✨ Martes y viernes nuevos capítulos y estrenos
💬 Únete a la comunidad en WhatsApp & Telegram!
Si te está gustando la lectura, me ayudarías mucho compartiendo la web 🌟
Capítulo 124:
🍙 🍙 🍙 🍙 🍙
«No se trata de eso», dijo Brinley, con la espalda presionada contra el frío borde del escritorio, atrapada. «No vale la pena. El premio en metálico es una gota en el océano comparado con tus proyectos. Una derrota sería humillante, ¿y una lesión? Eso descarrilaría todo en Moore Group».
Antes de que pudiera terminar, Austin le levantó suavemente la barbilla.
Se inclinó hacia ella, con el rostro tan cerca que su aliento le rozó la frente.
—Pareces muy preocupada por que compita. ¿Por qué? —Su voz grave le provocó un escalofrío.
—Te estás imaginando cosas —Brinley se esforzó por mantener una fachada de calma—. Solo estoy siendo realista.
—¿Ah, sí? —Austin se rió entre dientes, soltándole la barbilla—. Entonces, ¿por qué pareces tan nerviosa? »
Instintivamente, dio un paso atrás, olvidándose del escritorio que tenía detrás. Se golpeó la parte baja de la espalda contra el borde y hizo una mueca de dolor.
«Ten cuidado», dijo Austin, con la mano buscándole rápidamente la cintura. El calor de su palma se filtró a través de su camisa, encendiendo una chispa en su piel.

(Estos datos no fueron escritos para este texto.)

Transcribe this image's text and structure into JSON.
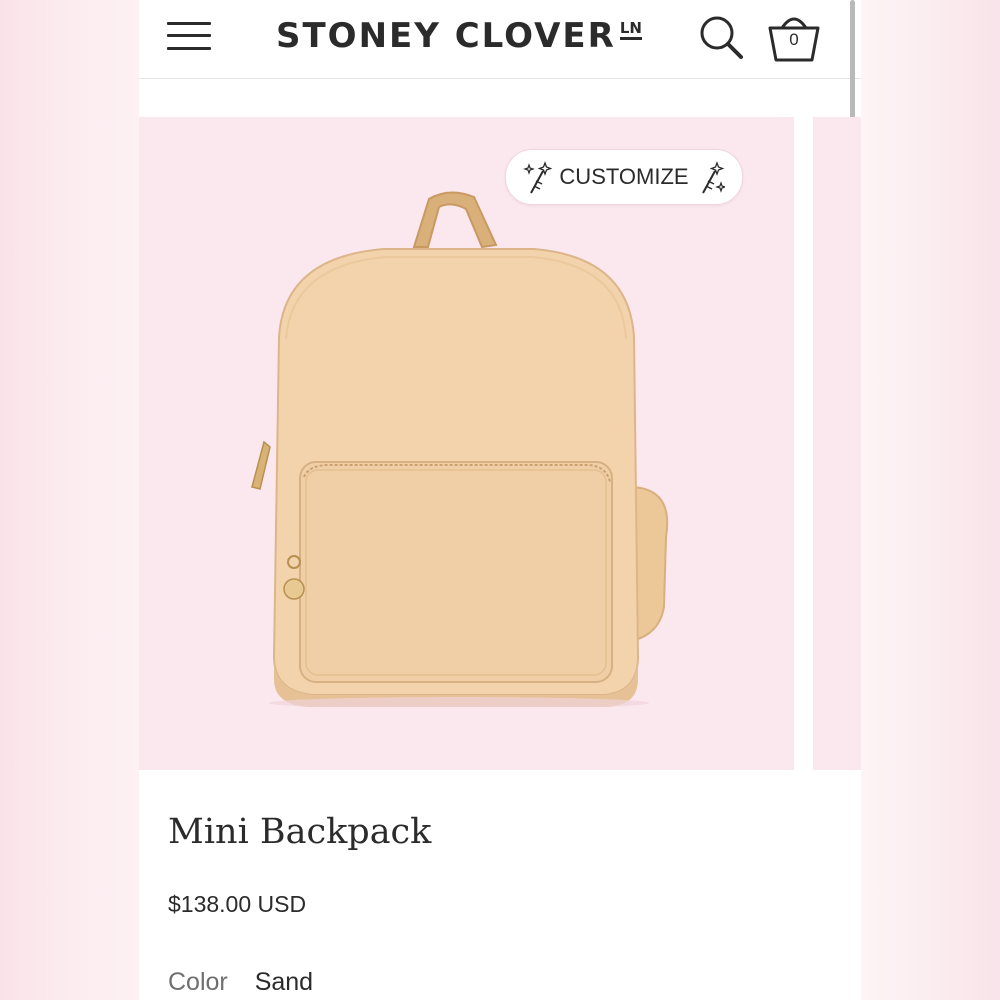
{
  "header": {
    "menu_icon": "hamburger-menu-icon",
    "logo_text": "STONEY CLOVER",
    "logo_mark": "LN",
    "search_icon": "search-icon",
    "cart_icon": "shopping-basket-icon",
    "cart_count": "0"
  },
  "gallery": {
    "customize_label": "CUSTOMIZE",
    "customize_icons": [
      "magic-wand-icon",
      "magic-wand-icon"
    ],
    "background_color": "#fbe8ef",
    "product_color": "#f3d3ac"
  },
  "product": {
    "title": "Mini Backpack",
    "price": "$138.00 USD",
    "color_label": "Color",
    "color_value": "Sand"
  }
}
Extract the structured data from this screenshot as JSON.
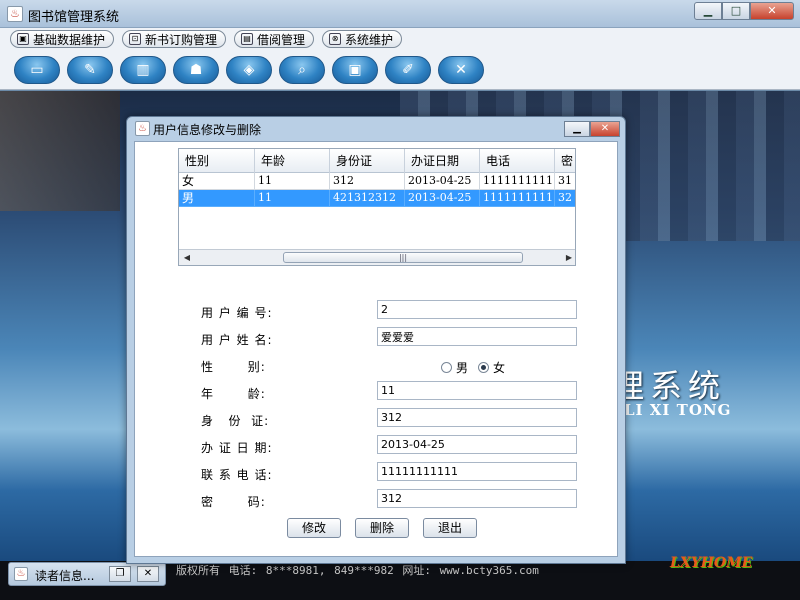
{
  "window": {
    "title": "图书馆管理系统"
  },
  "menu": [
    {
      "label": "基础数据维护",
      "icon": "box-icon"
    },
    {
      "label": "新书订购管理",
      "icon": "cart-icon"
    },
    {
      "label": "借阅管理",
      "icon": "lock-icon"
    },
    {
      "label": "系统维护",
      "icon": "link-icon"
    }
  ],
  "toolbar_icons": [
    "book-icon",
    "pen-icon",
    "folder-icon",
    "person-icon",
    "books-icon",
    "magnifier-icon",
    "monitor-icon",
    "edit-icon",
    "exit-icon"
  ],
  "desktop": {
    "brand_cn": "理系统",
    "brand_en": "LI XI TONG",
    "footer": "版权所有   电话: 8***8981, 849***982    网址: www.bcty365.com",
    "logo": "LXYHOME"
  },
  "minimized": {
    "label": "读者信息..."
  },
  "dialog": {
    "title": "用户信息修改与删除",
    "table": {
      "columns": [
        "性别",
        "年龄",
        "身份证",
        "办证日期",
        "电话",
        "密"
      ],
      "rows": [
        [
          "女",
          "11",
          "312",
          "2013-04-25",
          "11111111111",
          "31"
        ],
        [
          "男",
          "11",
          "421312312",
          "2013-04-25",
          "11111111111",
          "32"
        ]
      ],
      "selected_row": 1,
      "scroll_thumb": "|||"
    },
    "form": {
      "user_no_label": "用 户 编 号:",
      "user_no": "2",
      "user_name_label": "用 户 姓 名:",
      "user_name": "爱爱爱",
      "gender_label": "性       别:",
      "gender_male": "男",
      "gender_female": "女",
      "gender_selected": "女",
      "age_label": "年       龄:",
      "age": "11",
      "id_label": "身   份  证:",
      "id": "312",
      "date_label": "办 证 日 期:",
      "date": "2013-04-25",
      "phone_label": "联 系 电 话:",
      "phone": "11111111111",
      "password_label": "密       码:",
      "password": "312"
    },
    "buttons": {
      "modify": "修改",
      "delete": "删除",
      "exit": "退出"
    }
  }
}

𝘏𝘪𝘴𝘁o𝗋i𝖺𝗌 𝗾uе 𝗻𝗈 ро𝘥r𝘢́𝗌 𝘴𝗼𝗹𝘵𝖺𝗿 en ոоve𝗅a𝗌𝟰𝗳𝖺𝘯.𝗰o𝗆
Ahora estaban más cerca, su pecho rozándole casi el hombro, su aliento cálido contra su cuello.
El corazón de Brinley latía con fuerza, lo suficientemente fuerte como para delatarla.
«¿Por qué estás tan nerviosa?», preguntó Austin en voz baja.
Brinley titubeó, buscando una excusa pero sin encontrarla.
Justo entonces, su pie se enredó en el zapato de él y ella tropezó hacia delante.
El brazo de Austin la rodeó instintivamente y cayeron al suelo con un golpe sordo, aterrizando en un montón.
Brinley se encontró en sus brazos, con la mejilla apoyada contra su camisa, envuelta por su aroma familiar.
Su agarre se tensó brevemente alrededor de su cintura, como si se resistiera a soltarla.
Ella intentó levantarse, pero su mano le presionó suavemente el hombro.
—Quédate quieta —dijo él, con la voz ronca, aún teñida por la conmoción de la caída. Su respiración era entrecortada, igual que la de ella.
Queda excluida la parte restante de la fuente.